Information System in the Gym

February 6, 2007

The sources of information and the information problems at JWC are numerous. One of the biggest sources of information (and I believe the most useful) are the exercise machines. Some of the exercise machines have digital interfaces that record information such as calories burned, distance, speed, heart rate, difficulty of exercise, etc. Once a person finishes using the machines, the information is erased. I saw one individual who recorded his exercises, the number of repetitions and sets he completed, and the weight. Another person I spoke with said that she does not really pay much attention to the information displayed on the machines; instead, she just exercises until she feels that she had a good workout. The personal fitness trainer I talked with emphasized how important it is for exercisers to keep track of their progress if they have fitness goals.

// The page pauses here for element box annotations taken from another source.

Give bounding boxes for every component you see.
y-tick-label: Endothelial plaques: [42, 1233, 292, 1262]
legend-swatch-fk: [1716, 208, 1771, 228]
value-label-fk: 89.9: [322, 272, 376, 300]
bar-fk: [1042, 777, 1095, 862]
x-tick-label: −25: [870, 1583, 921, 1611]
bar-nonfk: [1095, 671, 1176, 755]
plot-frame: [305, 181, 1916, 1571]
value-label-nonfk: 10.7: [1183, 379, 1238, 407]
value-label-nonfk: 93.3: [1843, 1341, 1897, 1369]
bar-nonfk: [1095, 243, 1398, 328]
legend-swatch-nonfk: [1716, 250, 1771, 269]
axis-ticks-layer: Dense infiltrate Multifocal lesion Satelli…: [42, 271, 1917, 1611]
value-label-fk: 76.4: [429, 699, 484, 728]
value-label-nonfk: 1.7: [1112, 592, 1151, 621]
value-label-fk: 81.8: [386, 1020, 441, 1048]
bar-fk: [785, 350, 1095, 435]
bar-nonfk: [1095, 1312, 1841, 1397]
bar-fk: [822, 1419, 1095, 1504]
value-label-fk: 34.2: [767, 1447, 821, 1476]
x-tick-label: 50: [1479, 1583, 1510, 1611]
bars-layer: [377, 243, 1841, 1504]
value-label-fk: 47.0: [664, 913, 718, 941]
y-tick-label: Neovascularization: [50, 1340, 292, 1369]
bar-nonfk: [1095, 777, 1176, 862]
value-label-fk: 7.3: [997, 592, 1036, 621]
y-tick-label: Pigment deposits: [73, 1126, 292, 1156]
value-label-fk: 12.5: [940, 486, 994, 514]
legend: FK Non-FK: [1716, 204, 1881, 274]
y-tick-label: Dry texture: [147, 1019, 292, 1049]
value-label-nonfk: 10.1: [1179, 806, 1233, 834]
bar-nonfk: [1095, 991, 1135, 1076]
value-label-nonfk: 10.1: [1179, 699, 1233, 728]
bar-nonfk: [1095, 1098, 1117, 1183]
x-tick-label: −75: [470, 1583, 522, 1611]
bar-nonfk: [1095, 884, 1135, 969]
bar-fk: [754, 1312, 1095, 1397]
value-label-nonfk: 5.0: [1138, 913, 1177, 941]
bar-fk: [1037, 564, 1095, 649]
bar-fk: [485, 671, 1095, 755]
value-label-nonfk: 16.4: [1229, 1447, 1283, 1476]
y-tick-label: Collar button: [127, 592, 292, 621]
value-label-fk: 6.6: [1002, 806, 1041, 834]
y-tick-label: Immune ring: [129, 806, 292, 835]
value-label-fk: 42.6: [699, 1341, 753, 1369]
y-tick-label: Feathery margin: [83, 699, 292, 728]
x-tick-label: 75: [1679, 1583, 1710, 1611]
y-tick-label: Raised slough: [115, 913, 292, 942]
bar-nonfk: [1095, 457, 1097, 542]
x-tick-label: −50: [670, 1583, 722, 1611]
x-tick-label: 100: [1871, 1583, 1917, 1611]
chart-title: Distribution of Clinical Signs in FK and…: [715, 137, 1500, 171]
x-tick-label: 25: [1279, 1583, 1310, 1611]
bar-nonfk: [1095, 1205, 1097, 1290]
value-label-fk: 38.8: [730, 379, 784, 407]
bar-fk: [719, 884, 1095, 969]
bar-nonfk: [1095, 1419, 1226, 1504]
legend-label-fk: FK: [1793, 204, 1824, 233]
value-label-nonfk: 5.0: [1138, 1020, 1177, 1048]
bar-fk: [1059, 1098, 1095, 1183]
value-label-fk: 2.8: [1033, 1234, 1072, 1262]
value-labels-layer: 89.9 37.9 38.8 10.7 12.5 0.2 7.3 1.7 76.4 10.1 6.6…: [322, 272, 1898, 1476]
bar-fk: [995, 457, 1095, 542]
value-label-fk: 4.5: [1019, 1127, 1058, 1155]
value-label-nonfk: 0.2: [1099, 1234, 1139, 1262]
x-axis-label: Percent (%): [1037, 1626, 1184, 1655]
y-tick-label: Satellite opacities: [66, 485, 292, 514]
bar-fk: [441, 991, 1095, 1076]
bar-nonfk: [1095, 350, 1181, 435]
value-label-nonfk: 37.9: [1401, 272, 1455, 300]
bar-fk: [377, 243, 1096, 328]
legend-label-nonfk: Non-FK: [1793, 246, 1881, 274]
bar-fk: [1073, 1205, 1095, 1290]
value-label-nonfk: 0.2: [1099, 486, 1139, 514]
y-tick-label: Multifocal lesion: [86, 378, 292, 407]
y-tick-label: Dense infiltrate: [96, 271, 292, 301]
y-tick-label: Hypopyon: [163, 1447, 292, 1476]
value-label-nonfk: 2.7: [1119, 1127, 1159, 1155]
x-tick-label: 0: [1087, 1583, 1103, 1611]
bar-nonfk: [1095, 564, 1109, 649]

If exerciser’s do not record the data the machine displays or remember it, the data simply becomes lost.

The solution I envision is a system that automatically records all your exercise information and stores in on a database. If each of the machines were connected to a database, a person could swipe their BruinCard at a machine before they begin exercising. When they are finished exercising, they could push a button, and the machine sends all the data to that person’s record: calories burned, distance run, resistance level, repetitions, etc. At a later time, the exerciser could simply login to MyUCLA and retrieve all their information. Perhaps a computer program could be designed to “crunch” the data and output graphs, charts, etc. Such a system would be beneficial in helping exercisers keep track of their progress without having to worry about remembering, writing the information down, or “crunching” the numbers themselves.

One of the issues raised was security and privacy of this personal data. I believe this concern could be mitigated if a unique login and password were required for an exerciser to access his or her information. As long as that exerciser did not share his or her login ID and password with a third party, there should be no security threat. Also, the database administrators could adopt a policy by which the data would be deleted automatically after a given amount of time or under certain circumstances or conditions. Of course, this could be an “opt-in” system and there should be no requirement to swipe a BruinCard to operate and use the machines.